La experiencia clave es aprender a vivir en
ese ambiente complejo. La concepción de quienes trabajan con ellos es que si
cumplieran tratamientos en otros lados, terminarían regresando porque en estos
barrios tienen su vida y porque no les sobran las chances de cambiar de lugar.
A los 15 años, J. cuenta que antes los dos
barrios eran famosos "por el choreo" y ahora lo son "por la
droga". Dice que se consigue de todo (incluso pasta base), aunque "a
veces escasea la marihuana y (los adictos) se ponen locos; tienen que esperar
hasta los viernes que llega". Con naturalidad comenta cómo a otros dos
chicos, de 11 y 12 años, les pegaron un tiro por quedar en medio de una pelea.
Se siente "un poco a salvo" porque su papá vive desde siempre ahí y
es "respetado, así que no se meten con nosotros".
B. empezó a consumir a los 15 (ahora tiene
19): le convidaban porros en el colegio. Hizo unos talleres y consiguió un
trabajo y una beca Progresar. Asegura que el año que viene volverá a la
escuela. A su lado, R. apunta que arrancó a los 11 porque sus amigos lo
habilitaban. Sin vueltas, admite que salía a robar para tener plata. Usaba
armas de otros que se las prestaban. Decidió parar cuando murió su mamá; está en
el intento de salir.
Hace dos años, Morena, una nena de cuatro
años, fue asesinada en su casa de Müller cuando una banda llegó a ajustar
cuentas con su papá. En 2007, Facundo Novillo fue alcanzado por un proyectil
disparado desde un FAL cuando pasaba en auto, de casualidad, por el medio de un
narcorrobo en el barrio Colonia Lola, en el mismo sector de esta ciudad.
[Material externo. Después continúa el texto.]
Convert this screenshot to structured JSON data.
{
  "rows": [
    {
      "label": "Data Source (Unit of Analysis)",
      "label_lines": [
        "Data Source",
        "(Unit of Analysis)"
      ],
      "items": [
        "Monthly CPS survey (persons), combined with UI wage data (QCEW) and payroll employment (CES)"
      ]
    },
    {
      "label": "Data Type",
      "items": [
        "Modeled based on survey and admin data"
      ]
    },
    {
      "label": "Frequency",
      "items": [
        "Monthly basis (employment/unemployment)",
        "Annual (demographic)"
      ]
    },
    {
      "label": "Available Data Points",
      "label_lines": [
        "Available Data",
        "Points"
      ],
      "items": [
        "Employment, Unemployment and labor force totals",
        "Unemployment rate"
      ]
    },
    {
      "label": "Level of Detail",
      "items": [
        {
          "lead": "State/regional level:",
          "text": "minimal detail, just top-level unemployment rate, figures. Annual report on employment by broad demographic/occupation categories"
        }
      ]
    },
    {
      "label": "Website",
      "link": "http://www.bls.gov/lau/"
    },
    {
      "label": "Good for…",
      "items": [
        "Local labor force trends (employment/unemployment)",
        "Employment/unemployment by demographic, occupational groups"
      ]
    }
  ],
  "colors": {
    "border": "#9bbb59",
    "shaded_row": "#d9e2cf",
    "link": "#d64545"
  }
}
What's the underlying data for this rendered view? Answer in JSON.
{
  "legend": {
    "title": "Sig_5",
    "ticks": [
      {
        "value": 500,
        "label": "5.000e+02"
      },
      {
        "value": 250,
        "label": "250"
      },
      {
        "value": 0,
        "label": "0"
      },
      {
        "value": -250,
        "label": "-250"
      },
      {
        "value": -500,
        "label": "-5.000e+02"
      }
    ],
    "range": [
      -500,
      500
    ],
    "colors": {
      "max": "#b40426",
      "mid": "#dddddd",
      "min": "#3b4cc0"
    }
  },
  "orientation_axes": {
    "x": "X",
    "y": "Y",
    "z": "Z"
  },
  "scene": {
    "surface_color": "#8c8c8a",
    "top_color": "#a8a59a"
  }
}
Los vecinos apuntan dónde están las cocinas
(cuentan fácilmente entre siete y nueve) y marcan los puntos donde saben que se
venden drogas (en 400
metros , una docena). Hay complicidades, en muchos casos
obligadas por el intento de conservar la seguridad. Hay jóvenes que se ocupan
como deliveries y otros que cobran para esconder mercadería por unos días.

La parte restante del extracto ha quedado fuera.